On the 6th of December my Dad and I were in the shed working, at 10:30pm my Dad’s phone rang and he answered and it was my transplant coordinator from St Vincent’s. I knew exactly what she was calling for and I ran as fast as I could to the house to inform my mum and my family the news. I quickly packed my bag, grabbed my current medications and left to go to the hospital. This was the most exciting news for my family and I. We arrived at St Vincent’s at 11:30pm and went into emergency department. I had some tests done and was taken into theatre at 7.00am the next morning, I woke up the following day and was on an absolute high and have been ever since the phone call! I had a speedy recovery and was discharged 8 days later. I have never felt better and for the first time in 6 months I haven’t been incapacitated by mechanical pumps, IV infusions and now have my full independence back.

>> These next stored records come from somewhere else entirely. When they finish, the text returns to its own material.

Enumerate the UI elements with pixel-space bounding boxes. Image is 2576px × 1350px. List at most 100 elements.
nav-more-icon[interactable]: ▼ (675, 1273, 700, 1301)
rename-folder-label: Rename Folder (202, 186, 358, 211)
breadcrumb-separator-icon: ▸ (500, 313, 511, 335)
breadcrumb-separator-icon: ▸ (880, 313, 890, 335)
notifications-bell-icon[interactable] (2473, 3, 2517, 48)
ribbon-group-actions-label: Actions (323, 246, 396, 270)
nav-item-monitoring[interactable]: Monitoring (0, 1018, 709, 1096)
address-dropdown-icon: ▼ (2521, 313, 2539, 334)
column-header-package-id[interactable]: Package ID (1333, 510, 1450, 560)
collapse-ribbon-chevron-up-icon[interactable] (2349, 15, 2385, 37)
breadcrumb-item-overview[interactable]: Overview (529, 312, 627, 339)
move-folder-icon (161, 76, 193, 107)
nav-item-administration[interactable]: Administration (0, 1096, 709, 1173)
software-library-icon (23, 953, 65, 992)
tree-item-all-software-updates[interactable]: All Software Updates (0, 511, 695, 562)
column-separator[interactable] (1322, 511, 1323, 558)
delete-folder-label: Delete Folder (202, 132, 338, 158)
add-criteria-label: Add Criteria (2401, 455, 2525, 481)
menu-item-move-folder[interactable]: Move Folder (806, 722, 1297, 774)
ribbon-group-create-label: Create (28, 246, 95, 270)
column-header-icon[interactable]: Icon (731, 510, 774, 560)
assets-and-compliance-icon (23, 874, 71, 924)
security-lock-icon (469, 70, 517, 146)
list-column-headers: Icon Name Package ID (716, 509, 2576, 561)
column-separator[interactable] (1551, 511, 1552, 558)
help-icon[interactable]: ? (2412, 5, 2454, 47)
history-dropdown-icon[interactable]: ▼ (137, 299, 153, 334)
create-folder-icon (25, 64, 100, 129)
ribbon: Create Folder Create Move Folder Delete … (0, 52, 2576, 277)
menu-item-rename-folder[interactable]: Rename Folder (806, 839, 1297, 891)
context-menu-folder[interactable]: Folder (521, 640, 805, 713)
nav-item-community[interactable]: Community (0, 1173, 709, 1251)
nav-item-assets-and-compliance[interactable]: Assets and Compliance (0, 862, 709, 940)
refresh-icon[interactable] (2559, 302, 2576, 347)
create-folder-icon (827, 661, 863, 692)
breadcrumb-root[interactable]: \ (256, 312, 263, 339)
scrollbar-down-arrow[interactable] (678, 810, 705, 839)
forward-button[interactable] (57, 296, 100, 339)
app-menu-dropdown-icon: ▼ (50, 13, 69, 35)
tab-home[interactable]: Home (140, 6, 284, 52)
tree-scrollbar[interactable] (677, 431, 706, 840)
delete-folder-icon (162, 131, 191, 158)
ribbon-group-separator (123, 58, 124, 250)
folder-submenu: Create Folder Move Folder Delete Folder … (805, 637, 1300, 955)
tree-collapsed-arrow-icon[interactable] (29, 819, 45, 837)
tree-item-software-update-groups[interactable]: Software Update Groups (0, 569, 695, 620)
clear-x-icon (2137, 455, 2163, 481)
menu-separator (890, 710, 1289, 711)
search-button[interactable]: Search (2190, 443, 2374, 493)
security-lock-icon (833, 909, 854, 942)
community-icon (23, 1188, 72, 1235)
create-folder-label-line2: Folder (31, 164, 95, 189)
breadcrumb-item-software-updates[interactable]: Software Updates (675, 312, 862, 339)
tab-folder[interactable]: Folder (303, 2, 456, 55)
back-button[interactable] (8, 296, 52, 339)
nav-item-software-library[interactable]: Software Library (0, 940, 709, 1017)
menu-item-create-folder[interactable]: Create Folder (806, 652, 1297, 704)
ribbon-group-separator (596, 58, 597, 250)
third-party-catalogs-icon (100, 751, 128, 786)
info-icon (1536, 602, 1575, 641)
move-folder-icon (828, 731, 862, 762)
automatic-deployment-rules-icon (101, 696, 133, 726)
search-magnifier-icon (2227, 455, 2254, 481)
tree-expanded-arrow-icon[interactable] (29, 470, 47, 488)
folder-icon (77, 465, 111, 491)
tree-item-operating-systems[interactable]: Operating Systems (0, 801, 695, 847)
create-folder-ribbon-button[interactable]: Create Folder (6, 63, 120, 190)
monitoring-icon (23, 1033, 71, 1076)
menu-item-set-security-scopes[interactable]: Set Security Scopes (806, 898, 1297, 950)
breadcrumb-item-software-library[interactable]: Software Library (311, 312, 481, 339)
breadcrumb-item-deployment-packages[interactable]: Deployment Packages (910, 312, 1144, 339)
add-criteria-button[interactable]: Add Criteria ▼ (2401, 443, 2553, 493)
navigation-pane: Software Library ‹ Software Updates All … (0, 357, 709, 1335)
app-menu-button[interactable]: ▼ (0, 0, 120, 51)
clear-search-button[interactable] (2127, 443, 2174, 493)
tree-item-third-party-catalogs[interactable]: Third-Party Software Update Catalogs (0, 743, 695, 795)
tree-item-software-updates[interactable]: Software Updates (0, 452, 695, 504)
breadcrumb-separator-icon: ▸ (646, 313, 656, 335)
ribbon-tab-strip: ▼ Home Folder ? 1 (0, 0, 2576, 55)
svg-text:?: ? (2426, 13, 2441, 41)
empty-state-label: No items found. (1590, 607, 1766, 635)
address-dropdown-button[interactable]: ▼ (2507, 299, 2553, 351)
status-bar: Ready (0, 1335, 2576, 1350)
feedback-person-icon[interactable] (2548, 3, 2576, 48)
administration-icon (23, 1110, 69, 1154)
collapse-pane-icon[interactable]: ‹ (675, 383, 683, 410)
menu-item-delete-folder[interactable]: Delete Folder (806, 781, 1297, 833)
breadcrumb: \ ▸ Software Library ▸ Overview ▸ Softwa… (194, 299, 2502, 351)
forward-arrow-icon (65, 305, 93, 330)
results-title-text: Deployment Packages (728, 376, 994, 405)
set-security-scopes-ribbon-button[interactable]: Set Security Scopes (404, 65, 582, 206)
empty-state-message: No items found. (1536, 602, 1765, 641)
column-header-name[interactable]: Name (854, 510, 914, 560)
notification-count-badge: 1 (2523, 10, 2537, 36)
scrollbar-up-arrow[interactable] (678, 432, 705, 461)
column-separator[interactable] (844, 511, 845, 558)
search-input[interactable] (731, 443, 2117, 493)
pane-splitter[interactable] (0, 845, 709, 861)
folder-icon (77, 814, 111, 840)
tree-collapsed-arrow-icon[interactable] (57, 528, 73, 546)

My wish is that all heart and lung children and adults in need of transplant have the opportunity to experience this gracious gift. Thank you to my beautiful donor and donor family for granting me this opportunity, thank you to my loved ones and a big thank you the team at The Children’s Hospital at Westmead and St Vincent’s Hospital and everyone behind the scenes. Without your ongoing care I would not be here today to tell my story. Today I can now look forward to my future with my new heart.